Passei a tarde toda treinando com Fahir, sem obter nenhum êxito em minhas tentativas com o arco e flecha. Eu já estava cansada e completamente frustrada com tudo aquilo, a única coisa que eu conseguia pensar era quando chegaria logo a hora do jantar. Se é que um banquete de frutas e vegetais pode ser considerado banquete, sem a companhia de alguma carne, pois eu ainda não havia me acostumado com esse costume vegetariano dos elfos.

– Bom Astrid por hoje é só. Amanhã cedo continuaremos o treinamento – Disse Fahir ao perceber que eu não estava mais com cabeça para o treino.

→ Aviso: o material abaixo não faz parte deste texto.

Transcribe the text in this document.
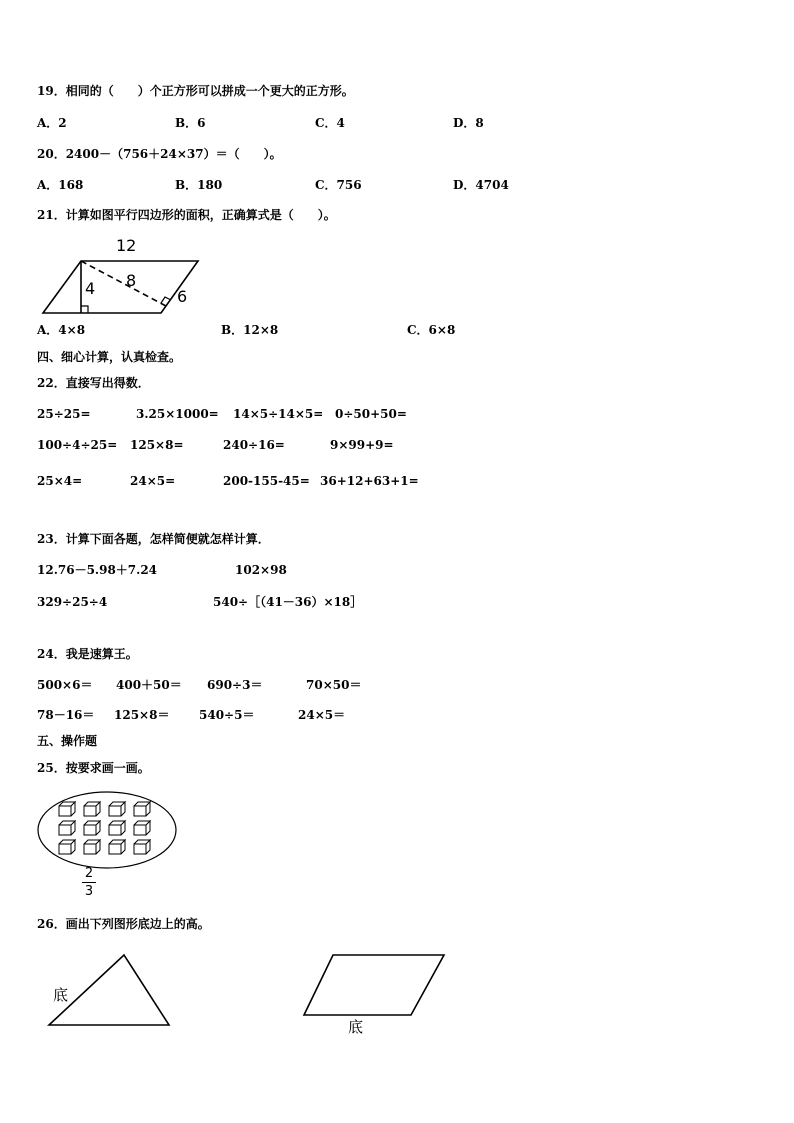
19．相同的（　　）个正方形可以拼成一个更大的正方形。
A．2	B．6	C．4	D．8
20．2400－（756＋24×37）＝（　　）。
A．168	B．180	C．756	D．4704
21．计算如图平行四边形的面积，正确算式是（　　）。
12
8
4	6
A．4×8	B．12×8	C．6×8
四、细心计算，认真检查。
22．直接写出得数．
25÷25=	3.25×1000= 14×5÷14×5= 0÷50+50=
100÷4÷25= 125×8=	240÷16=	9×99+9=
25×4=	24×5=	200-155-45= 36+12+63+1=
23．计算下面各题，怎样简便就怎样计算．
12.76－5.98＋7.24	102×98
329÷25÷4	540÷［（41－36）×18］
24．我是速算王。
500×6＝ 400＋50＝ 690÷3＝	70×50＝
78－16＝ 125×8＝ 540÷5＝	24×5＝
五、操作题
25．按要求画一画。
2
3
26．画出下列图形底边上的高。
底
底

– Amanhã cedo? Nem me recuperei desse ainda! – Eu ria ironicamente da minha situação tentando esconder um pouco minha frustração.

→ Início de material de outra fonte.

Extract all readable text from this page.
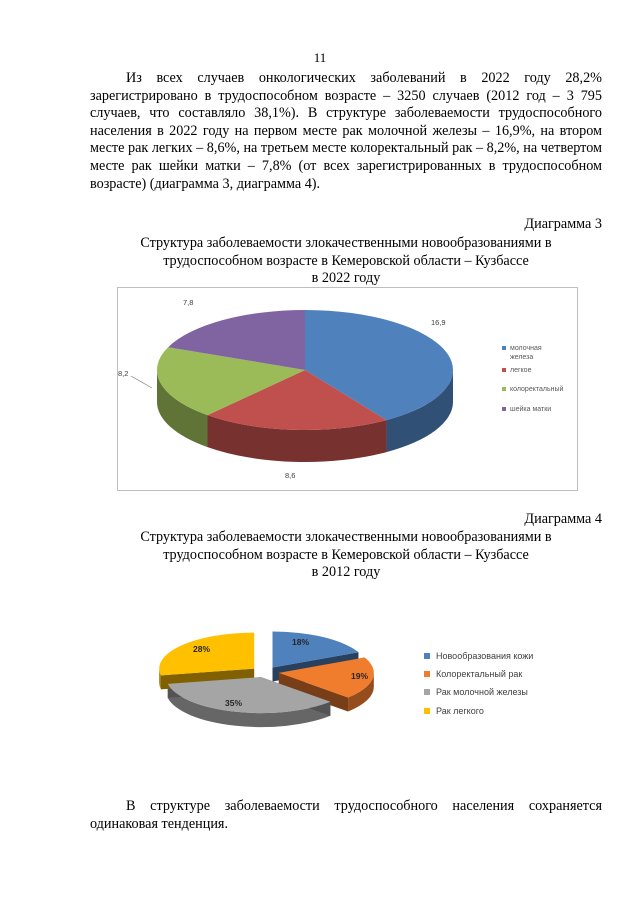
11

Из всех случаев онкологических заболеваний в 2022 году 28,2% зарегистрировано в трудоспособном возрасте – 3250 случаев (2012 год – 3 795 случаев, что составляло 38,1%). В структуре заболеваемости трудоспособного населения в 2022 году на первом месте рак молочной железы – 16,9%, на втором месте рак легких – 8,6%, на третьем месте колоректальный рак – 8,2%, на четвертом месте рак шейки матки – 7,8% (от всех зарегистрированных в трудоспособном возрасте) (диаграмма 3, диаграмма 4).

Диаграмма 3
Структура заболеваемости злокачественными новообразованиями в
трудоспособном возрасте в Кемеровской области – Кузбассе
в 2022 году
16,9
8,6
8,2
7,8
молочная
железа
легкое
колоректальный
шейка матки
Диаграмма 4
Структура заболеваемости злокачественными новообразованиями в
трудоспособном возрасте в Кемеровской области – Кузбассе
в 2012 году
18%
19%
35%
28%
Новообразования кожи
Колоректальный рак
Рак молочной железы
Рак легкого

В структуре заболеваемости трудоспособного населения сохраняется одинаковая тенденция.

– Mas acho bom se recuperar! – Fahir fingiu uma cara séria – Não podemos perder tempo, você precisa estar preparada quando o seu dragão chegar.

– Farei o melhor possível Fahir! – Disse seriamente esboçando um sorriso de confiança, mas só esboçando mesmo porque realmente eu estava decepcionada comigo.

– Assim está melhor! Agora pode ir – Ele sorriu e gesticulou para que eu fosse.

Saí do salão de treinamento um tanto aliviada e tudo que mais queria naquele momento era comer e dormir. Eu andava tão apressada para chegar ao meu quarto que nem prestei atenção por onde eu estava andando, por vezes me perdi naquele mundo de escadas e corredores, e quando não, eu esbarrava em alguém pelo caminho. Não sei quantas desculpas eu havia pedido naquele instante.

Passando por um dos corredores que antecediam ao do meu quarto, uma porta me chamou a atenção. Era uma porta grande e cor de creme, toda desenhada com detalhes em dourado e com duas argolas da mesma cor como uma espécie de maçaneta. Fiquei curiosa para saber o que havia do outro lado, então eu decidi dar uma espiadinha como a Susana diria.

Toquei a argola e empurrei um pouco, mas um elfo de não sei onde ele surgiu, me parou de repente.

– O que faz aqui garota? Esta ala é proibida – Ele segurou meu braço e falou ríspido arregalando os olhos.

– Desculpa, estou perdida... Porque esta ala é proibida? - Olhei confusa para ele tentando me desculpar e ao mesmo tempo acabar com minha dúvida.

– Esta é a ala real, somente alguns elfos tem acesso a ela. – Ele me soltou bruscamente e me encarou- Agora saia daqui!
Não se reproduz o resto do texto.